On having written

On having written

Haydn Spurrell

 

In March 2021, the long-running Tasmanian publication Island Magazine published its 161st issue. In the promotional materials for the issue, Island’s nonfiction editor Anna Spargo-Ryan wrote:

There was no set theme for this issue, but one manifested regardless in the nonfiction submissions. After a year of learning to cope with uncertainty, unrest and grief, many of the pieces we received held a common focus: finding meaning.

I was lucky enough to get to work closely with Anna for the months leading up to the issue, after the magazine accepted a work of mine for their first 2021 issue. This came on the back of a twelve week process where, in our semester 2 ‘Art of Writing and Editing’ class, we were tasked with developing a concept and carrying it through an exhaustive editorial process before submitting the work as our final assessment of the year.

I’m a total rookie in the nonfiction field, and 2020 was kind of one long epiphany. First, I wrote an essay for The Old World about history and literature, which morphed into something I’m still proud of thanks to Sam Perazzo’s editorial talents (his first time doing this stuff, same as most of us, though I’m convinced he’s lying). The piece I wrote in the second half of the year, the one that eventually found a home in Island 161, started simply enough…

I wanted to talk about death.

It sprang from my own crippling childhood fear of death, something that I’d always been interested in. Gradually, it evolved into something bigger. It turned into a conversation about the environment, mourning and loss, and death’s shadow looming over us. Though, I still feel like I’ve only scratched the surface.

With Claudia Trotter, who I was paired with for the duration of the project, and AWE tutor Rose Michael’s help, I was able to better find my own voice in this big, messy, complicated topic. My relationship with death was woven in more overtly, and I think it helped to bring the whole thing back down to Earth.

Once Anna and I began to talk about it in the lead-up to Island 161, the process began all over again. It found new life, because the work is never done. We evolve, and our work evolves with us.

Writing is scary. Being edited is scary. But having written, and having been read, is so gratifying. Beneath is a small excerpt from the essay. I learned a lot writing it. If only one person learns anything from it, then the work was worth it.

From “After Death in the Anthropocene”

I’m struggling to sleep again but this time it’s still early enough. I can see beneath my bedroom door the faintest yellow light from down the hall.

I walk barefooted along the pine boarding, down the three-step staircase, and, sure enough, see Dad seated at his desk in the adjoining room. He usually does this once everybody else is in bed and it’s peacefully silent through the house. He asks me why I’m up, and I tell him I’m scared of dying. I’m so scared that I can’t think of anything else.

I can see that he’s searching for the right words. His desire to help is betrayed by the unenviable task of solving an unsolvable problem. He tells me that I’m still very young. He tells me I don’t have to think about that for a long time yet. I go back to bed, still thinking about it.

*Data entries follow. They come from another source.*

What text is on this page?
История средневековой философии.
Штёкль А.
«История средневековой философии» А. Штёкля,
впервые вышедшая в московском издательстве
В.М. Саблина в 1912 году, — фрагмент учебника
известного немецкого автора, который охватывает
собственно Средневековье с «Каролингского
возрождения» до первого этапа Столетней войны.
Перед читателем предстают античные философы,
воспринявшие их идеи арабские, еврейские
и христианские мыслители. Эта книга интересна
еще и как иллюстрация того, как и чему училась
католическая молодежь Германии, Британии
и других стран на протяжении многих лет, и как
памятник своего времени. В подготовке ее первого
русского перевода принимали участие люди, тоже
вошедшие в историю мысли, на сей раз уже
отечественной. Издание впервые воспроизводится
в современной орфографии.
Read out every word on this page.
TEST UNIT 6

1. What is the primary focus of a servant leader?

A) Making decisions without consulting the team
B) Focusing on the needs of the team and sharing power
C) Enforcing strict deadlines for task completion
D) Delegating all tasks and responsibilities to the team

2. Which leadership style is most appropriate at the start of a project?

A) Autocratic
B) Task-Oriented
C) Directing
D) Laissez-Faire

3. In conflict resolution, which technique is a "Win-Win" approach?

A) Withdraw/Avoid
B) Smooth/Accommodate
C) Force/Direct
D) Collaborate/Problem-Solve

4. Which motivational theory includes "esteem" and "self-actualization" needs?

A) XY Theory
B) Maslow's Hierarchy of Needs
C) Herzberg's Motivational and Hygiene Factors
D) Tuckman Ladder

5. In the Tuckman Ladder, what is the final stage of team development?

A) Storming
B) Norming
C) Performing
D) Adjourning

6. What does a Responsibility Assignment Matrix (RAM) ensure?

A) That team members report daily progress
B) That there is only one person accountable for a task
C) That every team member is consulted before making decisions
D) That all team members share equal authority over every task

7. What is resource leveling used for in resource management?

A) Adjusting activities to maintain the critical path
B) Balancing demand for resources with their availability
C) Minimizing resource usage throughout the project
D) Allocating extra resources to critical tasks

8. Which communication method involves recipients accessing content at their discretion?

When I eventually sleep, I have this recurring dream: through the darkness, I see a creature hanging from a noose attached to a lamp overhead. Its body, limp, turns slowly around to face me. I see its horrifying eyes, its bared teeth. I wake up before its sharp claws can wrap themselves around my throat.

In a material world where our day-to-day survival is assured, our fear of death has never been more pronounced. While the complexity and capacity of our brains has afforded us significant advantage as a species, the ability to comprehend our own mortality is both a gift and a curse. There is an existential dichotomy between the will to survive and the ability to contemplate our deaths. Because such fear of the inevitable without methods for control would be catastrophic to our wellbeing, our brains create the world around us through an endless process of thoughts and behaviours to, basically, distract us. This ability to stave off death anxiety is undeniably a good thing, to a point.